No final do processo, o município de Espinho “ganhou” um Plano Integrado de Ação, construído de forma integrada e colaborativa, com as entidades, com gestão direta ou indireta no referido território e que integram o Grupo de Ação Local, e que pretende sistematizar o trabalho conjunto desenvolvido durante 2 anos de projeto. Tinha como foco repensar um novo uso para os espaços militares (desativados) e promover a valorização da área envolvente, de formas compatível com o elevado potencial ambiental e paisagístico do local.
Foram vários os desafios identificados pelos vários agentes com intervenção no território, que culminaram num conjunto de propostas de ação a implementar no curto e médio prazo, pelo município e por entidades privadas, no sentido de impulsionar a economia local, através da criação de negócios, associadas ao turismo, lazer e à prática de desportos ao ar livre (aéreos e aquáticos).

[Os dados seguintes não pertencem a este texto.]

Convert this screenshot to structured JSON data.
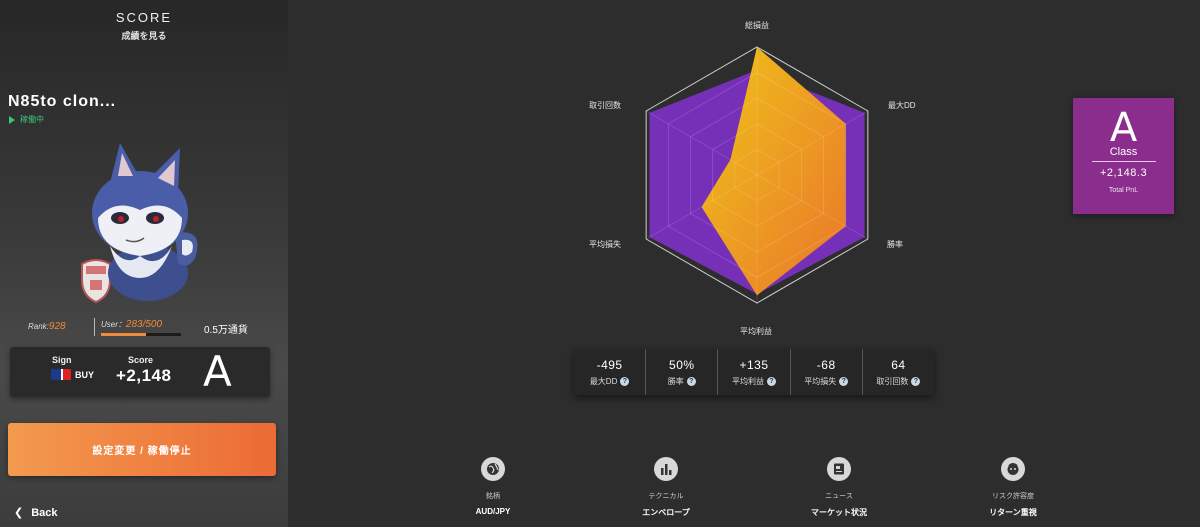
{
  "header": {
    "title": "SCORE",
    "subtitle": "成績を見る"
  },
  "bot": {
    "name": "N85to clon...",
    "status": "稼働中"
  },
  "stats": {
    "rank_label": "Rank:",
    "rank_value": "928",
    "user_label": "User：",
    "user_value": "283/500",
    "user_progress": 0.566,
    "currency": "0.5万通貨"
  },
  "sign_card": {
    "sign_label": "Sign",
    "sign_value": "BUY",
    "score_label": "Score",
    "score_value": "+2,148",
    "grade": "A"
  },
  "action_button": {
    "label": "設定変更 / 稼働停止"
  },
  "back": {
    "label": "Back"
  },
  "radar": {
    "labels": {
      "top": "総損益",
      "top_right": "最大DD",
      "bottom_right": "勝率",
      "bottom": "平均利益",
      "bottom_left": "平均損失",
      "top_left": "取引回数"
    },
    "purple_values": [
      0.82,
      0.97,
      0.97,
      0.93,
      0.97,
      0.97
    ],
    "yellow_values": [
      1.0,
      0.8,
      0.8,
      0.94,
      0.5,
      0.24
    ],
    "colors": {
      "outer": "#7a2fbf",
      "inner_a": "#f0c419",
      "inner_b": "#e9762a"
    }
  },
  "metrics": [
    {
      "value": "-495",
      "label": "最大DD"
    },
    {
      "value": "50%",
      "label": "勝率"
    },
    {
      "value": "+135",
      "label": "平均利益"
    },
    {
      "value": "-68",
      "label": "平均損失"
    },
    {
      "value": "64",
      "label": "取引回数"
    }
  ],
  "class_card": {
    "grade": "A",
    "label": "Class",
    "pnl": "+2,148.3",
    "pnl_label": "Total PnL"
  },
  "bottom_nav": [
    {
      "label": "銘柄",
      "value": "AUD/JPY",
      "icon": "globe-icon"
    },
    {
      "label": "テクニカル",
      "value": "エンベロープ",
      "icon": "bar-chart-icon"
    },
    {
      "label": "ニュース",
      "value": "マーケット状況",
      "icon": "news-icon"
    },
    {
      "label": "リスク許容度",
      "value": "リターン重視",
      "icon": "face-icon"
    }
  ]
}
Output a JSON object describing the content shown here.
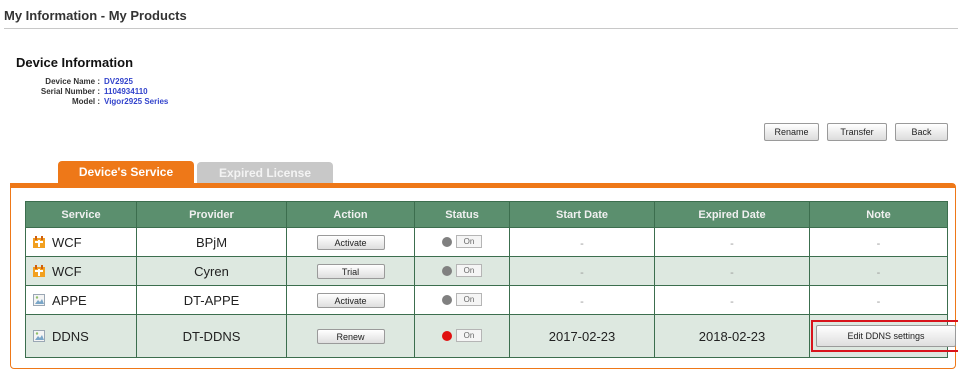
{
  "page": {
    "title": "My Information - My Products"
  },
  "device_info": {
    "heading": "Device Information",
    "fields": [
      {
        "label": "Device Name :",
        "value": "DV2925"
      },
      {
        "label": "Serial Number :",
        "value": "1104934110"
      },
      {
        "label": "Model :",
        "value": "Vigor2925 Series"
      }
    ]
  },
  "toolbar": {
    "rename": "Rename",
    "transfer": "Transfer",
    "back": "Back"
  },
  "tabs": [
    {
      "label": "Device's Service",
      "active": true
    },
    {
      "label": "Expired License",
      "active": false
    }
  ],
  "table": {
    "headers": [
      "Service",
      "Provider",
      "Action",
      "Status",
      "Start Date",
      "Expired Date",
      "Note"
    ],
    "rows": [
      {
        "service": "WCF",
        "icon": "wcf-icon",
        "provider": "BPjM",
        "action": "Activate",
        "status": "On",
        "status_active": false,
        "start": "-",
        "expired": "-",
        "note": "-"
      },
      {
        "service": "WCF",
        "icon": "wcf-icon",
        "provider": "Cyren",
        "action": "Trial",
        "status": "On",
        "status_active": false,
        "start": "-",
        "expired": "-",
        "note": "-"
      },
      {
        "service": "APPE",
        "icon": "broken-image-icon",
        "provider": "DT-APPE",
        "action": "Activate",
        "status": "On",
        "status_active": false,
        "start": "-",
        "expired": "-",
        "note": "-"
      },
      {
        "service": "DDNS",
        "icon": "broken-image-icon",
        "provider": "DT-DDNS",
        "action": "Renew",
        "status": "On",
        "status_active": true,
        "start": "2017-02-23",
        "expired": "2018-02-23",
        "note": "Edit DDNS settings"
      }
    ]
  },
  "colors": {
    "accent": "#ee7818",
    "header_bg": "#5b8f6e",
    "alt_row": "#dde8e0",
    "active_status": "#e01010",
    "highlight": "#d8141c"
  }
}
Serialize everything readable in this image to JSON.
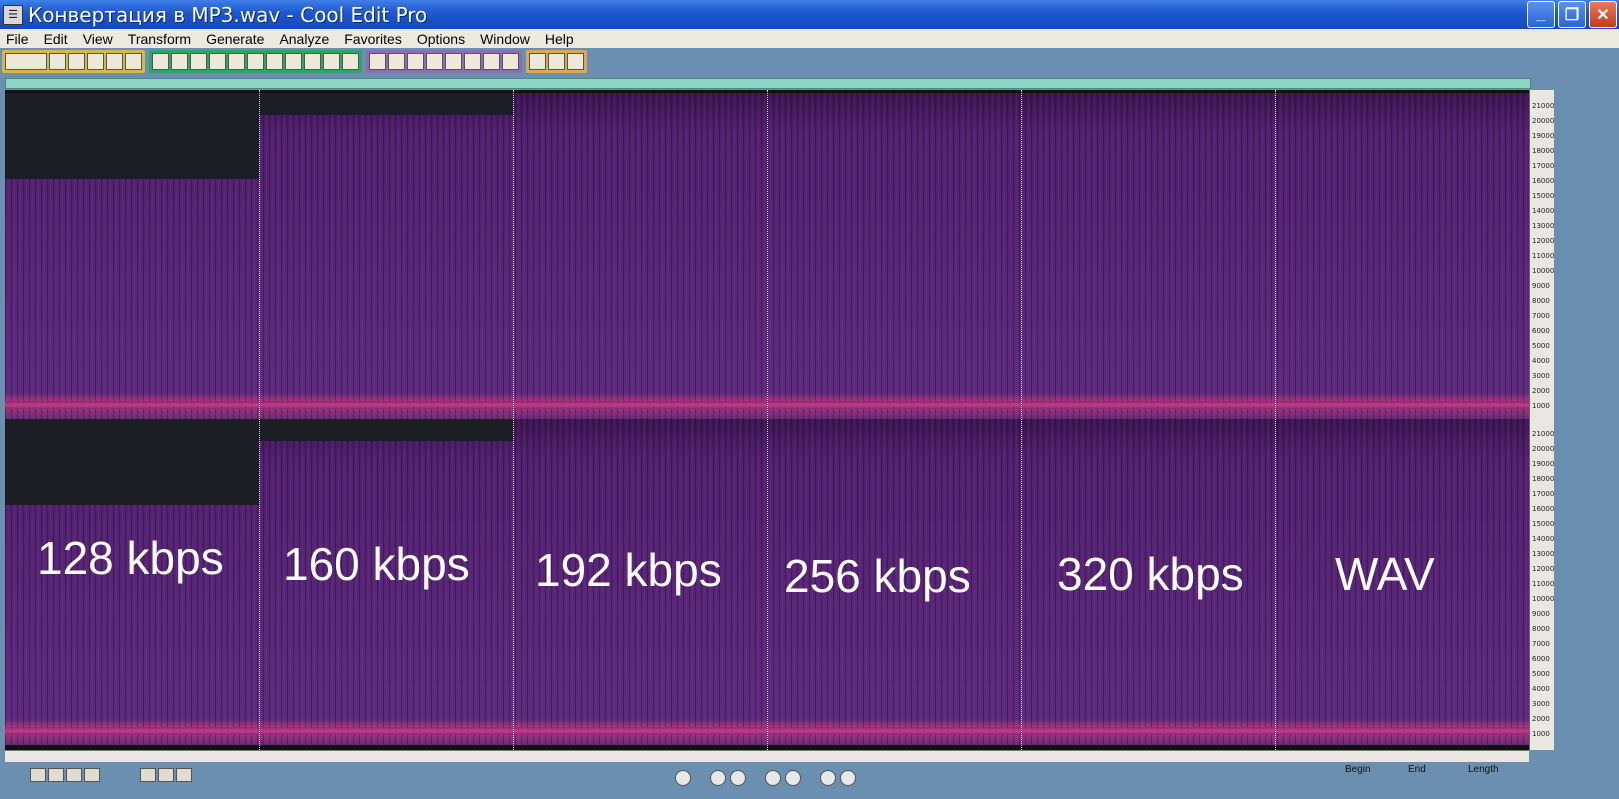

Para as várias ações elencadas, foram definidas entidades responsáveis, parceiros envolvidos, calendarização, outputs, resultados expetáveis e respetivos recursos financeiros necessários. Contudo, a sua implementação, para além da necessidade de elaboração de projetos e recolha de pareceres, carece de fontes de financiamento. Algumas delas foram identificadas – NORTE 2020 e POSEUR, mas até ao momento, ainda não foi possível enquadrar estes projetos em qualquer aviso. O programa operacional regional privilegia ações de requalificação do espaço público no centro das cidades e o programa operacional temático não tem aberto avisos que permitam à autarquia concorrer com esta tipologia de ações.
O envolvimento na rede INT-HERIT vem na sequência do projeto MAPS. Aliás, foi a experiência adquirida no funcionamento do respetivo Grupo de Ação Local e o caracter integrado com que se abordam os projetos, que levou a autarquia a desejar aplicar a mesma metodologia.
No caso do INT-HERIT- Innovative Heritage Management, Espinho apostou em dois ativos patrimoniais de natureza diferente. Por um lado, aproveitou a oportunidade de integração nesta rede para desenvolver melhores estratégias de implementação do Plano de Reabilitação Urbana da Área Costeira que incide na parte mais antiga e central da cidade. Esta área corresponde, em larga medida, ao espaço libertado à superfície, com o enterramento da Linha de Caminho de Ferro do Norte que atravessa a cidade. Embora a medida em si tivesse sido positiva, ao anular um fator relevante de insegurança urbana, trouxe como consequência um vazio à superfície que persiste há mais de 10 anos e que a autarquia pretende colmatar.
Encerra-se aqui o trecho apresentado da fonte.